Sometimes, like when I write this stuff out, I wonder how on earth I survived and it brings home the enormity of what I have lived through. The above is just a tiny part of it. I have always minimised. One has to to survive. I don’t now and it shocks me.
The thing with this past and the PTSD is that there are days when it weighs heavy upon me. Nothing I can do about it. On those days I am quiet and do little and certainly don’t go out. I feel too wounded. All want to do is curl up into a ball and be held safely. These days are fewer now. Night terrors are fewer and less severe. Flashbacks hardly happen now. Just what i feel now as I write, this enormous sadness and a feeling of rawness in my solar plexus.

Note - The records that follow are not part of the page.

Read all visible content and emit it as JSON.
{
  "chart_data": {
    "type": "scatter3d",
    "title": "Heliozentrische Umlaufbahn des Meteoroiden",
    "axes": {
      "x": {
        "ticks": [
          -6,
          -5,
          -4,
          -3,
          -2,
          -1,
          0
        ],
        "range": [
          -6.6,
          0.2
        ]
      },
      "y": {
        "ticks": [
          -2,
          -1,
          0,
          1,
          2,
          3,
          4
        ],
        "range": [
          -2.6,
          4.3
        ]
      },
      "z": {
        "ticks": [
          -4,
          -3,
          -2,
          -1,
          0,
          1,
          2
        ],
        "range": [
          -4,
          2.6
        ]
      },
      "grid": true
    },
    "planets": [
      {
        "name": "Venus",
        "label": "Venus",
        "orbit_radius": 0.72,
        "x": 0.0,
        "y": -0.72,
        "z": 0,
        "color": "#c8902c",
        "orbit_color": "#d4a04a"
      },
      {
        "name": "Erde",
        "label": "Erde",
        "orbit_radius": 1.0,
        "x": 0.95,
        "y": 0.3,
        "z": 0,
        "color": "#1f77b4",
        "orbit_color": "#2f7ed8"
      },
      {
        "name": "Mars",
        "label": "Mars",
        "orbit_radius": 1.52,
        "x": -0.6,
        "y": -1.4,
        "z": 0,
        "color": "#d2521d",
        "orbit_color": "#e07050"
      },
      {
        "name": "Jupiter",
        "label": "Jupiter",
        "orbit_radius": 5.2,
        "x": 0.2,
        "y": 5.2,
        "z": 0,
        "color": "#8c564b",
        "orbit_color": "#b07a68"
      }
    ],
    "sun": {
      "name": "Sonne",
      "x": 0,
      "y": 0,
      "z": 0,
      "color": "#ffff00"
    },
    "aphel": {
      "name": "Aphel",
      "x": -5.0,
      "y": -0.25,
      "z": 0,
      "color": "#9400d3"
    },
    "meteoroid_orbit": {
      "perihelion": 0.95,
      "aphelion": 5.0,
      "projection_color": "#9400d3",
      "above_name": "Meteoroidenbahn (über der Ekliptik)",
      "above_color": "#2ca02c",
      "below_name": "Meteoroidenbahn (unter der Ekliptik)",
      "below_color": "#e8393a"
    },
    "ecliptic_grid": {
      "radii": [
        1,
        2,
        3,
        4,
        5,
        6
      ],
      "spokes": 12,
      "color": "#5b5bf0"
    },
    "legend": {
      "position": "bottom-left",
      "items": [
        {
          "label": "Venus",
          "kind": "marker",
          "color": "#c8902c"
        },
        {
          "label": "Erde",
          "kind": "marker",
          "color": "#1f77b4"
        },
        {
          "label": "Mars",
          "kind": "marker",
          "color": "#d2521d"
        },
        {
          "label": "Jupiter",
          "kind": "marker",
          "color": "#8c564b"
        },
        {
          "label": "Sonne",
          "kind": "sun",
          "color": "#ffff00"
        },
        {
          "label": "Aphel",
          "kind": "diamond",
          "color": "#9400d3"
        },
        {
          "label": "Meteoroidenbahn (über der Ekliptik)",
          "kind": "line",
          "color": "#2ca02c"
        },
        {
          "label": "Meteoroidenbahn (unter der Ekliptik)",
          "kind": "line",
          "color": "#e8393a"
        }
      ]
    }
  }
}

At the same time I am astonished at who I am today and how happy and content and generally at peace with myself I am. My thinking is not the black and white thinking I was taught. I know I can still be happy and at peace with feeling that 100% of the time. Days like today do not mean I am a fraud or a failure. No one is happy 24/7. Besides, I am not unhappy today. It is just a wounded day.
3 comments:
Is there a differentiation in the UK between psychologists (who prefer looking for the problem) and psychiatrists (who prescribe drugs far more often and avoid involvement)? These are the differences in the U.S., in most cases. This all just reminds me so much of Augusten Burroughs' experiences. Have you read him? "Running With Scissors" and others.
You've done so much work and you've done it on your own. It just proves that not everyone needs or, even, does well with "organized" intervention. I don't, either, which drives my husband crazy; and that's a very ironic thing, considering his training.
Beautiful post Colin and very, very inspiring. Thank you so much for sharing.
Colin,
Your words "a wounded day" struck me as extremely appropriate for my own Tuesday this week. I just returned from a 2 day stint in the Psych Observation Unit in my local hospital for overreacting to my own "wounded day". I'm grateful to you for sharing your experiences & insights & your spiritual grace.